Going To Have Hip Replacement Surgery?
Hip replacement is now a common and reliable way of managing hip pain and hip arthritis, with predictable results meaning that you will very likely have your hip, trouble free, for at least fifteen years and perhaps longer.
The technology of total hip replacement, of replacing the hip joint with metal and plastic components, has been gradually refined since the 1960s and with new techniques of bone grafting and cementing a patient can have a realistic expectation of a straightforward operative and post-operative course.
If you are going to have hip replacement surgery there are a few questions you might like to ask and look for the answers to. Should you have hip replacement abroad? What are the hip replacement risks? Are there important hip replacement complications you should know about? What about hip replacement costs? It is not particularly easy to get hip replacement cost comparisons.
More information about hip replacement surgery is a About.com:Orthopedics and at the National Institute of Arthritis and Musculoskeletal and Skin Diseases.
It's good to prepare yourself for hip surgery as this will make your hospital stay more manageable and make you more prepared to participate in the post-operative rehabilitation with the physiotherapist.
If your walk is poor and you limp badly you may need a walking aid. The aim is to have as normal a gait pattern as you can, whether you have a stick or a crutch or not. Try and even out the speed of your stepping, paying particular attention to slowing down the step with your good leg. After your operation the physio will teach you to achieve a normal gait with crutches and it is good to get used to this beforehand to some extent.

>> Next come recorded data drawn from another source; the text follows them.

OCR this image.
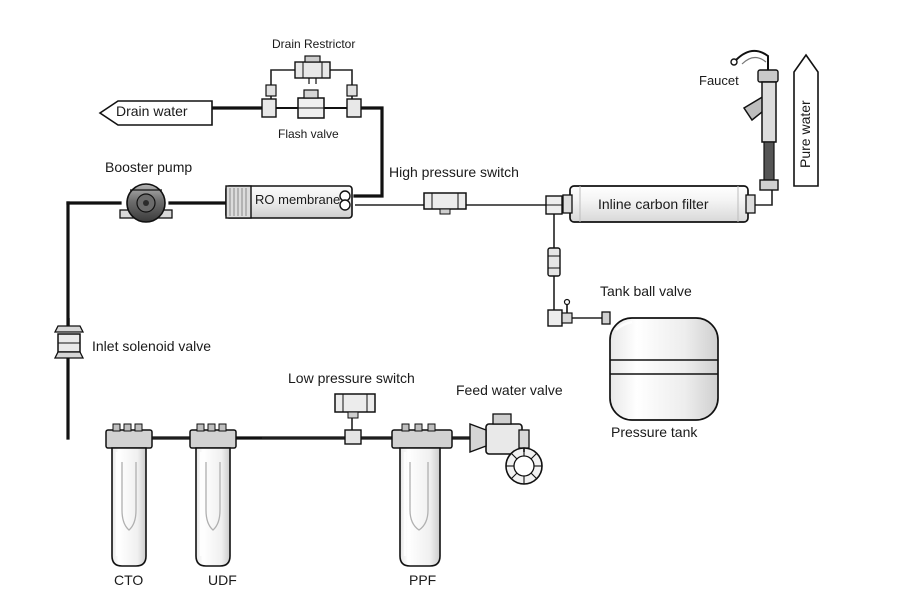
Drain Restrictor
Drain water
Flash valve
Booster pump
RO membrane
High pressure switch
Faucet
Pure water
Inline carbon filter
Tank ball valve
Inlet solenoid valve
Low pressure switch
Feed water valve
Pressure tank
CTO	UDF	PPF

Simple hip exercises can be performed to keep the joint as mobile as possible and the muscles as strong as possible. With an abnormal the muscles are unable to work normally and lose bulk and strength, further compromising the use of the leg. Keeping the hip muscles in as good a condition as possible will benefit you in the days after your operation.
There are a series of medical things you can do to make sure that the surgeon will be happy to accept you for your operation. Any medical condition should be stable and you should not have any infections present such as in your teeth. Cuts and bruises on your legs should be carefully managed so that they are healed by the time of your admission.
Reading up about the replacement surgery can be really useful so you can be well prepared for what you have to face. The hospital departments usually produce their own explanatory booklets and you should have one of those at your outpatient appointment prior to your admission. Once the operation has been completed, most of your rehabilitation will take place with the physiotherapists and the nursing staff, and it helps if you know what is expected of you and understand how your progress is going.